His mother, who died from cancer when Aye was only 15 years old, casts a long shadow over every song on the album. “I spend a lot of time thinking about my mama,” he sings on “Cold Winters,” one of the Orphan’s more somber tracks, heavy with the use of organ music. He inherited much of his musical taste from his mother, who actually went to high school with Prince, and used to entertain her only son with stories about how the legendary musician used to play music with his band during lunchtime. It was his mother who, overhearing him sing in the shower, encouraged him to pursue music and bought him his first recording gear.
“She wanted me to be a triple threat or more if I could,” he says. So he learned to dance too, watching videos of Michael Jackson and Gene Kelly and Fred Astaire on YouTube. At 11, he started writing his own songs. But with such limited life experiences, he struggled to select his subject matter. So he wrote about falling in love — with imaginary girls. “There wasn't a real girl yet. I didn't know what else to write about,” he said. “I was just like, everything else on the radio sounds like a love song or it's about girls, so I'm just going to do that.”
Since his mother died, the tenor of his music had also changed, suddenly charged with grief. He started to rap, too, for the first time. “When I made Orphan, I was talking about stuff that was so personal that there were certain lines that I couldn't sing to you,” he says. “I had to rap it, or else you wouldn't feel the emotion that I needed you to feel.” In “On Cue,” the fifth track on his album, Aye spends most of the time rapping lyrics that speak frankly about the depression he suffered in the wake of his mother’s death: “It just made me hate myself, family wasn't nothing nice / Cry for help to other fam, every day was roll of a dice.”

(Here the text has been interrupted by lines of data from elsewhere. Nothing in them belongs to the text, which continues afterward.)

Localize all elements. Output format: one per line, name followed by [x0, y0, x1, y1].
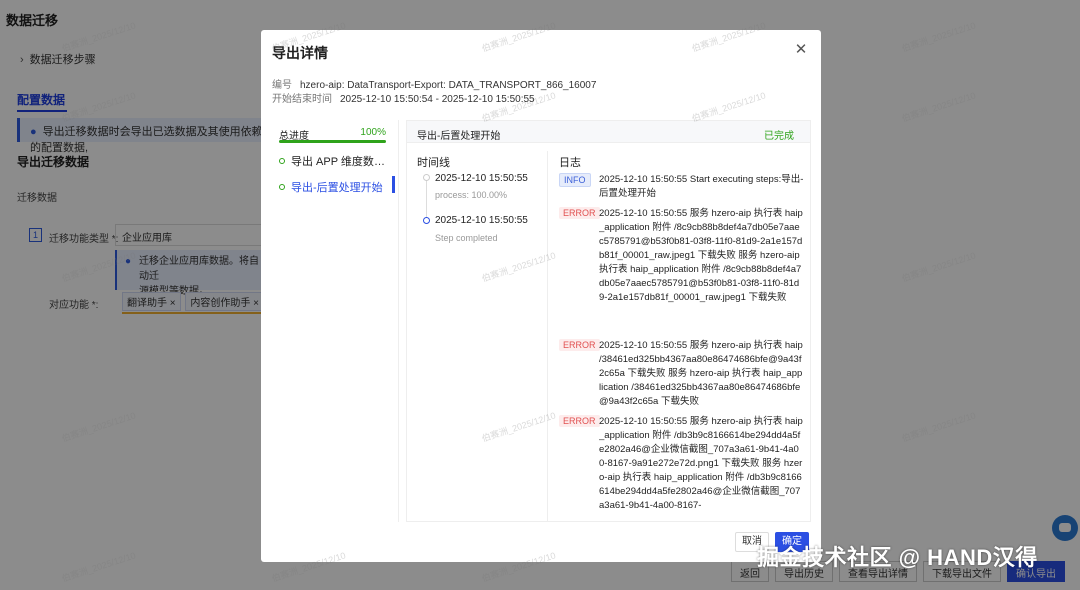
active-step-indicator — [392, 176, 395, 193]
progress-bar — [279, 140, 386, 143]
timeline-dot — [423, 174, 430, 181]
log-title: 日志 — [559, 157, 581, 169]
log-text: 2025-12-10 15:50:55 服务 hzero-aip 执行表 hai… — [599, 340, 803, 407]
progress-panel: 总进度 100% 导出 APP 维度数据... 导出-后置处理开始 — [271, 120, 399, 522]
log-entry: ERROR 2025-12-10 15:50:55 服务 hzero-aip 执… — [559, 207, 803, 333]
timeline-time: 2025-12-10 15:50:55 — [435, 173, 528, 184]
export-id-row: 编号 hzero-aip: DataTransport-Export: DATA_… — [272, 76, 596, 91]
log-text: 2025-12-10 15:50:55 服务 hzero-aip 执行表 hai… — [599, 416, 803, 511]
time-label: 开始结束时间 — [272, 94, 332, 105]
timeline-sub: Step completed — [435, 233, 498, 243]
log-text: 2025-12-10 15:50:55 Start executing step… — [599, 174, 804, 199]
detail-panel: 导出-后置处理开始 已完成 时间线 日志 2025-12-10 15:50:55… — [406, 120, 811, 522]
step-label: 导出-后置处理开始 — [291, 182, 383, 194]
step-label: 导出 APP 维度数据... — [291, 156, 391, 168]
time-row: 开始结束时间 2025-12-10 15:50:54 - 2025-12-10 1… — [272, 90, 535, 105]
log-entry: INFO 2025-12-10 15:50:55 Start executing… — [559, 173, 804, 201]
progress-step-post[interactable]: 导出-后置处理开始 — [279, 179, 391, 195]
export-detail-modal: 导出详情 ✕ 编号 hzero-aip: DataTransport-Export… — [261, 30, 821, 562]
log-level-badge: ERROR — [559, 207, 600, 219]
timeline-line — [426, 177, 427, 219]
progress-step-app[interactable]: 导出 APP 维度数据... — [279, 153, 391, 169]
timeline-time: 2025-12-10 15:50:55 — [435, 215, 528, 226]
brand-watermark: 掘金技术社区 @ HAND汉得 — [757, 545, 1038, 570]
status-badge: 已完成 — [764, 131, 794, 142]
detail-title: 导出-后置处理开始 — [417, 131, 501, 142]
detail-header: 导出-后置处理开始 已完成 — [407, 121, 810, 143]
column-divider — [547, 151, 548, 521]
log-level-badge: ERROR — [559, 415, 600, 427]
modal-title: 导出详情 — [272, 45, 328, 61]
log-text: 2025-12-10 15:50:55 服务 hzero-aip 执行表 hai… — [599, 208, 803, 303]
log-level-badge: ERROR — [559, 339, 600, 351]
log-entry: ERROR 2025-12-10 15:50:55 服务 hzero-aip 执… — [559, 415, 803, 521]
log-level-badge: INFO — [559, 173, 591, 187]
timeline-sub: process: 100.00% — [435, 190, 508, 200]
check-circle-icon — [279, 158, 285, 165]
timeline-dot-current — [423, 217, 430, 224]
close-icon[interactable]: ✕ — [794, 42, 808, 57]
time-value: 2025-12-10 15:50:54 - 2025-12-10 15:50:5… — [340, 94, 535, 105]
timeline-title: 时间线 — [417, 157, 450, 169]
log-entry: ERROR 2025-12-10 15:50:55 服务 hzero-aip 执… — [559, 339, 803, 409]
check-circle-icon — [279, 184, 285, 191]
progress-percent: 100% — [360, 127, 386, 138]
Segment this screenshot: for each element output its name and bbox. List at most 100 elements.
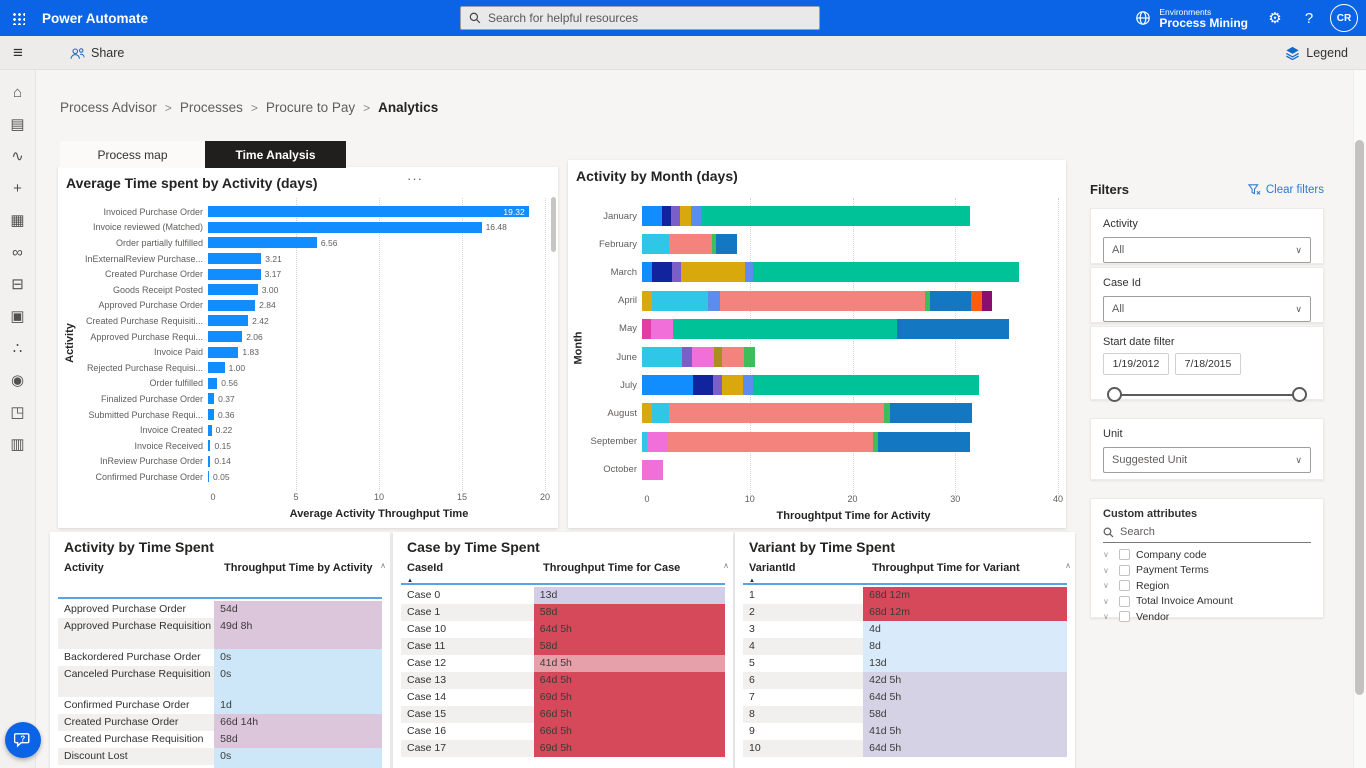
bar-10[interactable] [208,362,225,373]
table-row[interactable]: Approved Purchase Requisition49d 8h [58,618,382,649]
segment-steelblue[interactable] [890,403,972,423]
case-id-filter-dropdown[interactable]: All ∨ [1103,296,1311,322]
chevron-down-icon[interactable]: ∨ [1103,550,1113,559]
end-date-input[interactable]: 7/18/2015 [1175,353,1241,375]
sidebar-item-connectors[interactable]: ∞ [2,236,34,268]
checkbox[interactable] [1119,611,1130,622]
column-header[interactable]: Throughput Time by Activity [224,562,384,575]
segment-cornflower[interactable] [708,291,720,311]
segment-orange[interactable] [971,291,982,311]
table-row[interactable]: Case 1566d 5h [401,706,725,723]
tab-process-map[interactable]: Process map [60,141,205,168]
sidebar-item-solutions[interactable]: ◳ [2,396,34,428]
table-row[interactable]: 858d [743,706,1067,723]
clear-filters-button[interactable]: Clear filters [1248,184,1324,196]
bar-1[interactable] [208,222,482,233]
segment-pink[interactable] [692,347,714,367]
segment-blue[interactable] [642,375,693,395]
legend-button[interactable]: Legend [1285,36,1348,70]
segment-salmon[interactable] [669,403,885,423]
table-row[interactable]: 642d 5h [743,672,1067,689]
table-row[interactable]: 48d [743,638,1067,655]
segment-cornflower[interactable] [745,262,753,282]
scroll-up-icon[interactable]: ∧ [723,561,729,570]
table-row[interactable]: 268d 12m [743,604,1067,621]
breadcrumb-item[interactable]: Procure to Pay [266,100,355,115]
table-row[interactable]: Case 1364d 5h [401,672,725,689]
chart-options-ellipsis[interactable]: ··· [407,171,423,186]
segment-purple[interactable] [713,375,722,395]
bar-8[interactable] [208,331,242,342]
bar-11[interactable] [208,378,217,389]
slider-handle-left[interactable] [1107,387,1122,402]
breadcrumb-item[interactable]: Process Advisor [60,100,157,115]
segment-navy[interactable] [662,206,671,226]
page-scrollbar[interactable] [1353,70,1366,768]
hamburger-menu-icon[interactable]: ≡ [0,36,36,70]
avatar[interactable]: CR [1330,4,1358,32]
breadcrumb-item[interactable]: Processes [180,100,243,115]
checkbox[interactable] [1119,565,1130,576]
slider-track[interactable] [1113,394,1301,396]
table-row[interactable]: Backordered Purchase Order0s [58,649,382,666]
column-header[interactable]: Throughput Time for Variant [872,562,1072,575]
bar-17[interactable] [208,471,209,482]
sidebar-item-templates[interactable]: ▦ [2,204,34,236]
segment-steelblue[interactable] [878,432,969,452]
segment-teal[interactable] [701,206,970,226]
segment-green[interactable] [744,347,755,367]
table-row[interactable]: Approved Purchase Order54d [58,601,382,618]
segment-cyan[interactable] [642,347,682,367]
segment-magenta[interactable] [642,319,651,339]
segment-pink[interactable] [647,432,668,452]
start-date-input[interactable]: 1/19/2012 [1103,353,1169,375]
activity-filter-dropdown[interactable]: All ∨ [1103,237,1311,263]
segment-cornflower[interactable] [743,375,753,395]
bar-14[interactable] [208,425,212,436]
custom-attributes-search-input[interactable]: Search [1103,526,1311,543]
environment-picker[interactable]: Environments Process Mining [1125,0,1258,36]
segment-blue[interactable] [642,262,652,282]
segment-steelblue[interactable] [716,234,737,254]
sidebar-item-my-flows[interactable]: ∿ [2,140,34,172]
segment-gold[interactable] [681,262,745,282]
bar-13[interactable] [208,409,214,420]
segment-gold[interactable] [680,206,691,226]
table-row[interactable]: 34d [743,621,1067,638]
segment-steelblue[interactable] [930,291,971,311]
bar-12[interactable] [208,393,214,404]
table-row[interactable]: Case 1158d [401,638,725,655]
slider-handle-right[interactable] [1292,387,1307,402]
bar-2[interactable] [208,237,317,248]
segment-salmon[interactable] [722,347,744,367]
app-title[interactable]: Power Automate [42,0,148,36]
sidebar-item-action-items[interactable]: ▤ [2,108,34,140]
column-header[interactable]: Throughput Time for Case [543,562,733,575]
segment-pink[interactable] [651,319,673,339]
table-row[interactable]: Case 1469d 5h [401,689,725,706]
table-row[interactable]: 513d [743,655,1067,672]
bar-7[interactable] [208,315,248,326]
table-row[interactable]: Case 1241d 5h [401,655,725,672]
segment-purple[interactable] [671,206,680,226]
segment-blue[interactable] [642,206,662,226]
column-header-sorted[interactable]: CaseId ▲ [407,562,557,588]
settings-gear-icon[interactable]: ⚙ [1258,0,1292,36]
unit-dropdown[interactable]: Suggested Unit ∨ [1103,447,1311,473]
sidebar-item-learn[interactable]: ▥ [2,428,34,460]
card-scrollbar-thumb[interactable] [551,197,556,252]
segment-gold[interactable] [642,403,652,423]
table-row[interactable]: Created Purchase Requisition58d [58,731,382,748]
segment-teal[interactable] [673,319,897,339]
bar-15[interactable] [208,440,210,451]
segment-gold[interactable] [642,291,652,311]
column-header[interactable]: Activity [64,562,214,575]
bar-5[interactable] [208,284,258,295]
checkbox[interactable] [1119,596,1130,607]
help-icon[interactable]: ? [1292,0,1326,36]
segment-cyan[interactable] [652,403,668,423]
segment-navy[interactable] [693,375,713,395]
table-row[interactable]: Case 1769d 5h [401,740,725,757]
segment-steelblue[interactable] [897,319,1009,339]
segment-salmon[interactable] [720,291,924,311]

Aye never knew his father, but he didn’t really identify as an orphan until years after his mother’s death, as he was producing the album. “The producers I was working with, I would tell them my story, and they would be like, 'So you're an orphan?' Yeah, I guess I am. I never really thought of it that way, but I am,” he says.
The word ‘orphan’ may be steeped in negative connotations, but he doesn’t want it to be, and that’s why it serves as the title of his debut. Coping with his new reality, he looked to pop culture to find other orphans like himself but the only ones he could think of were fictional — and they were all superheroes of some kind. “Harry Potter. Superman. Anakin Skywalker…” Aye lists their names. He takes a pause. “I mean, he kind of went to the dark side. But you get the point. He was still the chosen one.” He wants his music to imbue the word ‘orphan’ with new meaning, with hope rather than despair.
“I don't have parents, and I'm still figuring it out for myself, still going after my dreams… even though I have the adults there to remind me I'm on the right track,” he says.